In May 2021, the U.S. national gas price average hit its highest level in six years. The cause: A ransomware attack on fuel distribution company Colonial Pipeline, made possible by the most common kind of attack—misused or stolen credentials. A stolen password belonging to a legacy VPN account led to the company paying a ransom of $4.4 billion bitcoin to the attackers to get control of their systems back. As tech companies tout the benefits of the biggest buzzword in security today—zero-trust—the attack on Colonial Pipeline highlights a critical point. Adopting zero-trust methodology must start with identity and access management (IAM).
IAM is the foundation of zero-trust and makes every other facet of the methodology possible, from multifactor authentication (MFA) and single sign-on (SSO) to the context- and risk-based policies that trigger authentication requests to keep your network secure. It ensures every account is onboarded and offboarded properly, avoiding access creep that can make your network vulnerable. And it’s the first step to a passwordless authentication future, eliminating the most common way malicious actors can access and attack your network.
Passwords Aren’t Proof
During a U.S. Senate committee hearing about the Colonial Pipeline attack in June, the company’s CEO told senators that the password belonging to the compromised account was “complicated,” but that the legacy VPN did not have MFA enabled.
This is the peril of password-based security. Even the most complicated passwords provide no protection if they are misused and measures to monitor access and require additional identity verification are nonexistent. When it comes to identity, passwords aren’t proof.
Cyberattacks continue to rely on credentials. In 2020, 61% of breaches involved credentials, according to the Verizon Data Breach Investigations Report—the most common attack vector by far.
These kinds of attacks can be malicious actors within an organization or passwords stolen through phishing attempts or data breaches. Close to six billion accounts had credentials compromised during data breaches in 2021, according to a report by Atlas VPN. But simple human error can also open your network for attacks, whether through coworkers emailing each other passwords for resources or old accounts that haven’t been properly offboarded.
This is why zero-trust methodology relies on identity—and continuous verification of identity—for network access. It comes down to three key questions:
- Who is the user?
- What does the user have access to?
- And what are they doing with that access?
Simplified Yet Stronger
Answering those questions begins with a unified user directory across all applications. This reduces the attack surface area, eliminating the multiple passwords needed to access applications, resources and data used by an organization. Instead, SSO grants access to everything a user needs to do their tasks, whether cloud-based applications or local network resources and MFA is used to verify that the user entering their password is who they say they are.
This approach is not only stronger security, but it simplifies user experiences.

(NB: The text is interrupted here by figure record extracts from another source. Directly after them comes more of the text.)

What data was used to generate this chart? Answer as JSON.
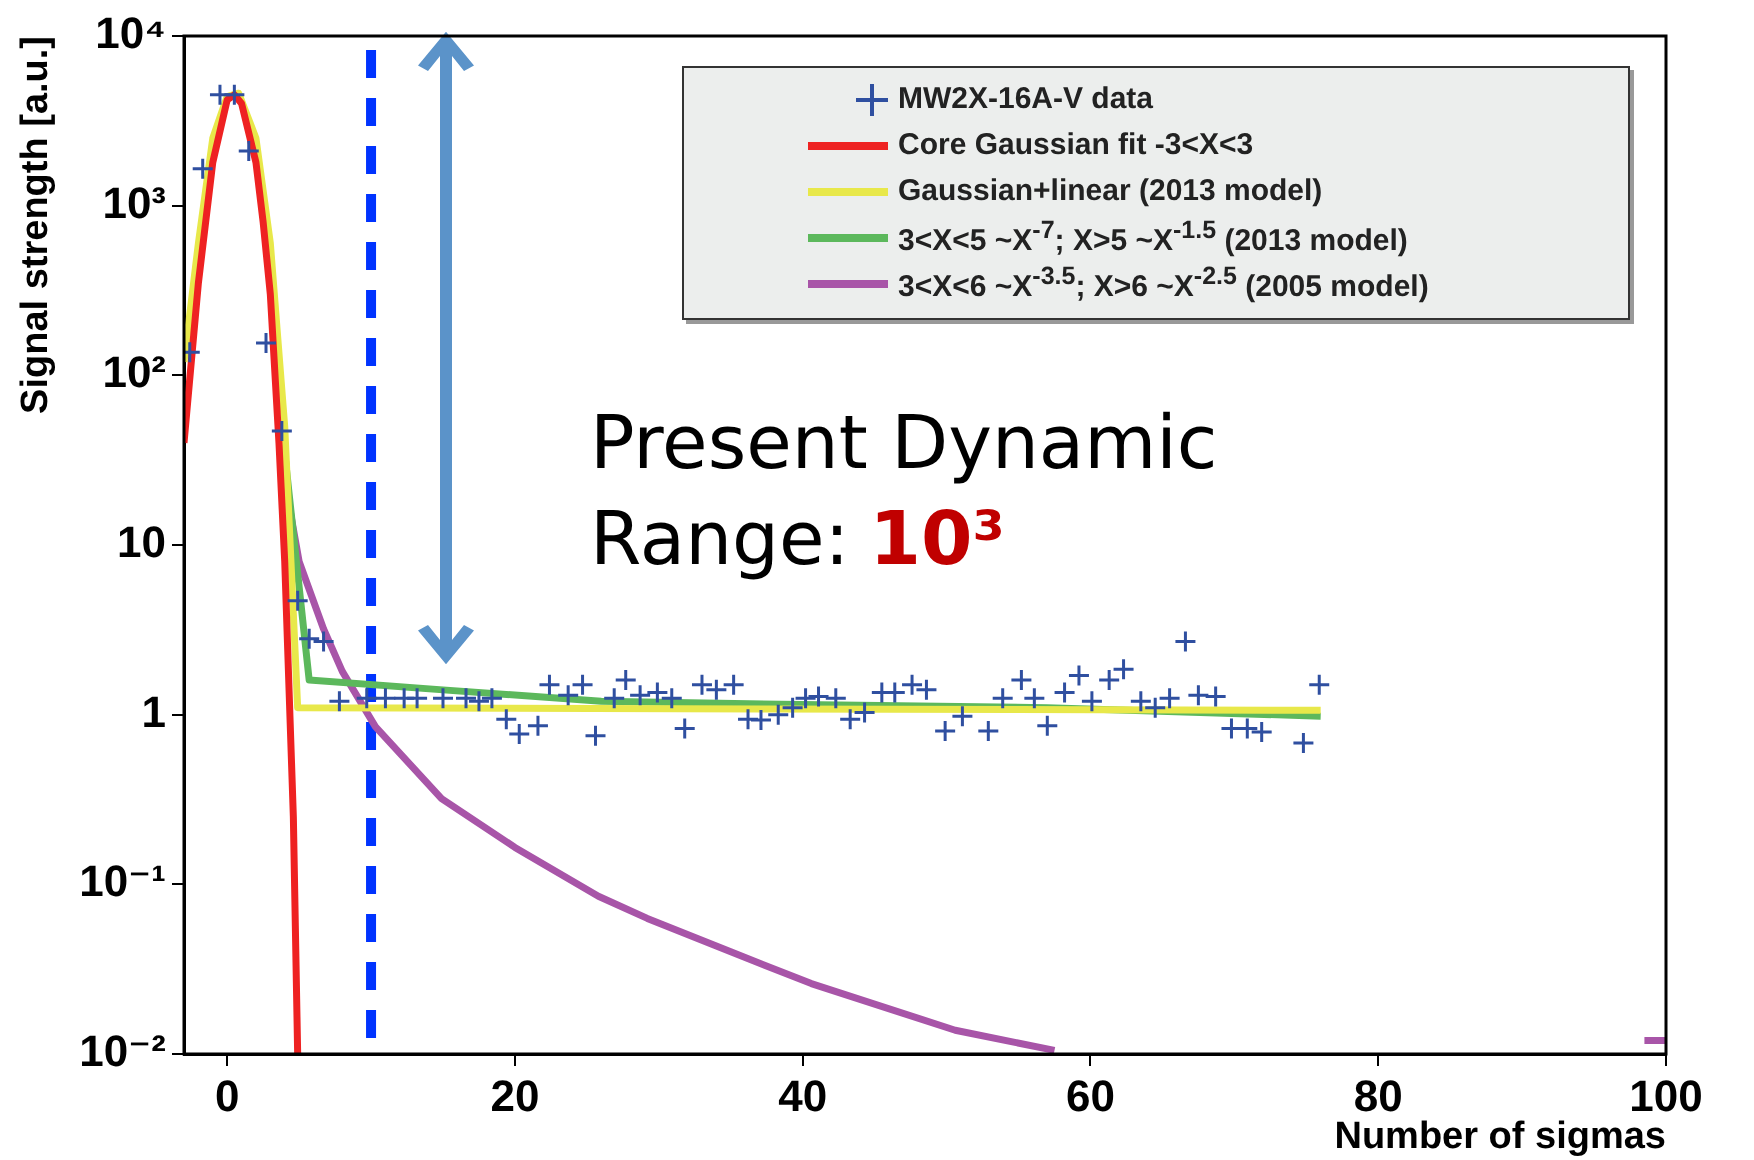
{
  "chart_data": {
    "type": "line",
    "xlabel": "Number of sigmas",
    "ylabel": "Signal strength [a.u.]",
    "xlim": [
      -3,
      100
    ],
    "xticks": [
      0,
      20,
      40,
      60,
      80,
      100
    ],
    "ylim": [
      0.01,
      10000
    ],
    "yticks": [
      {
        "value": 0.01,
        "label": "10⁻²"
      },
      {
        "value": 0.1,
        "label": "10⁻¹"
      },
      1,
      10,
      {
        "value": 100,
        "label": "10²"
      },
      {
        "value": 1000,
        "label": "10³"
      },
      {
        "value": 10000,
        "label": "10⁴"
      }
    ],
    "log": "y",
    "grid": false,
    "legend": "top right",
    "line_style": "solid",
    "ref_lines": [
      {
        "axis": "x",
        "value": 10,
        "color": "#0033ff",
        "line_style": "dashed"
      }
    ],
    "annotations": [
      "Present Dynamic Range:",
      "10³"
    ],
    "series": [
      {
        "name": "MW2X-16A-V data",
        "type": "scatter",
        "marker": "cross",
        "color": "#2f4fa0",
        "x": [
          -2.6,
          -1.7,
          -0.5,
          0.5,
          1.5,
          2.7,
          3.8,
          4.9,
          5.7,
          6.7,
          7.8,
          9.7,
          11,
          12.3,
          13.2,
          15,
          16.6,
          17.5,
          18.4,
          19.4,
          20.3,
          21.6,
          22.4,
          23.7,
          24.7,
          25.6,
          26.9,
          27.7,
          28.7,
          29.9,
          30.9,
          31.8,
          33,
          34,
          35.2,
          36.2,
          37.1,
          38.3,
          39.3,
          40.2,
          41.1,
          42.3,
          43.3,
          44.3,
          45.5,
          46.4,
          47.6,
          48.6,
          49.9,
          51.1,
          52.9,
          53.9,
          55.2,
          56.1,
          57,
          58.2,
          59.2,
          60.1,
          61.3,
          62.3,
          63.5,
          64.5,
          65.5,
          66.6,
          67.5,
          68.7,
          69.8,
          70.9,
          71.9,
          74.8,
          75.9
        ],
        "values": [
          137,
          1650,
          4500,
          4500,
          2100,
          155,
          47,
          4.7,
          2.8,
          2.7,
          1.2,
          1.25,
          1.25,
          1.25,
          1.25,
          1.25,
          1.25,
          1.2,
          1.25,
          0.94,
          0.77,
          0.86,
          1.5,
          1.3,
          1.5,
          0.75,
          1.25,
          1.6,
          1.3,
          1.35,
          1.25,
          0.83,
          1.5,
          1.4,
          1.5,
          0.94,
          0.93,
          1.0,
          1.1,
          1.25,
          1.28,
          1.25,
          0.94,
          1.03,
          1.35,
          1.35,
          1.5,
          1.4,
          0.8,
          0.98,
          0.8,
          1.25,
          1.6,
          1.25,
          0.86,
          1.35,
          1.7,
          1.2,
          1.6,
          1.85,
          1.2,
          1.1,
          1.25,
          2.7,
          1.3,
          1.28,
          0.83,
          0.83,
          0.79,
          0.68,
          1.5
        ]
      },
      {
        "name": "Core Gaussian fit -3<X<3",
        "marker": "none",
        "color": "#ee2222",
        "x": [
          -3,
          -2,
          -1,
          0,
          0.5,
          1,
          2,
          2.5,
          3,
          3.6,
          4,
          4.6,
          4.9
        ],
        "values": [
          40,
          350,
          1800,
          4200,
          4500,
          4000,
          1800,
          800,
          300,
          40,
          8,
          0.25,
          0.01
        ]
      },
      {
        "name": "Gaussian+linear   (2013 model)",
        "marker": "none",
        "color": "#e8e84a",
        "x": [
          -3,
          -2,
          -1,
          0,
          0.8,
          2,
          3,
          4,
          4.9,
          76
        ],
        "values": [
          120,
          600,
          2500,
          4400,
          4600,
          2500,
          600,
          50,
          1.1,
          1.06
        ]
      },
      {
        "name": "3<X<5 ~X$^{-7}$; X>5 ~X$^{-1.5}$ (2013 model)",
        "marker": "none",
        "color": "#5cb85c",
        "x": [
          3.8,
          5.7,
          15,
          26,
          38.5,
          57,
          76
        ],
        "values": [
          50,
          1.6,
          1.4,
          1.2,
          1.15,
          1.1,
          0.98
        ]
      },
      {
        "name": "3<X<6 ~X$^{-3.5}$; X>6 ~X$^{-2.5}$ (2005 model)",
        "marker": "none",
        "color": "#a855a8",
        "x": [
          3.8,
          5,
          6.7,
          8,
          10.3,
          14.9,
          20,
          25.8,
          29.2,
          35,
          40.6,
          50.6,
          57.5,
          80,
          98.5,
          100
        ],
        "values": [
          30,
          8,
          3.2,
          1.8,
          0.85,
          0.32,
          0.165,
          0.085,
          0.063,
          0.04,
          0.026,
          0.0138,
          0.0105,
          null,
          0.012,
          0.012
        ]
      }
    ]
  }
}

People are less likely to share passwords when they only need one. It also simplifies IT management as well, particularly the onboarding and offboarding of users.
When a new employee is onboarded, their user account is created and gives them day-one access to the basic tools of the job, like their email account. IT can then add that user to the appropriate working groups to enable access they need. When an employee leaves or a contractor’s work is completed, access can easily be revoked while maintaining the account for archival logging of important data and history.
To Trust is to Verify in a Zero-Trust Environment
Once a unified user directory with SSO and MFA is in place, IT management can enable one of the most powerful parts of zero-trust security—context- and risk-based policies. Unlike the perimeter-based protection of the past, zero-trust methodology doesn’t implicitly trust users once they’re inside the system. Instead, these policies can be used to trigger MFA to verify a user’s identity.
For example, it’s expected now that a bank website will trigger MFA, often in the form of a texted code, if someone is accessing an account from a new, unrecognized device. This is context-based policy, using a user’s purported identity in combination with additional information like device, time and geolocation to determine whether access can be granted.
Risk-based policies can then add an additional layer of security for resources deemed particularly sensitive by an organization. This can be financial information, data subject to regulations like HIPAA, or whatever an organization determines to need MFA to access every time.
With the help of machine learning and AI, your access policies can be automated to adapt to changes in your business in real-time. The AI can enforce them, too, safely granting and denying access without human intervention, another way zero-trust can simplify IT management.
Finally, a zero-trust environment can ready an organization to implement passwordless authentication—the next phase of better security, which can use physical traits like fingerprints or behavioral traits like typing and touch screen dynamics, or possession factors like an authenticator app or hardware token.
The Foundation of the Future of Security
Again, none of this is possible without identity access management in place. Context- and risk-based policies, multifactor authentication, single sign-on—none of this can be accomplished without first having a strong IAM system. For every organization looking to improve their security in a world where remote and hybrid work models are becoming the norm and asking where to begin, the foundation is identity.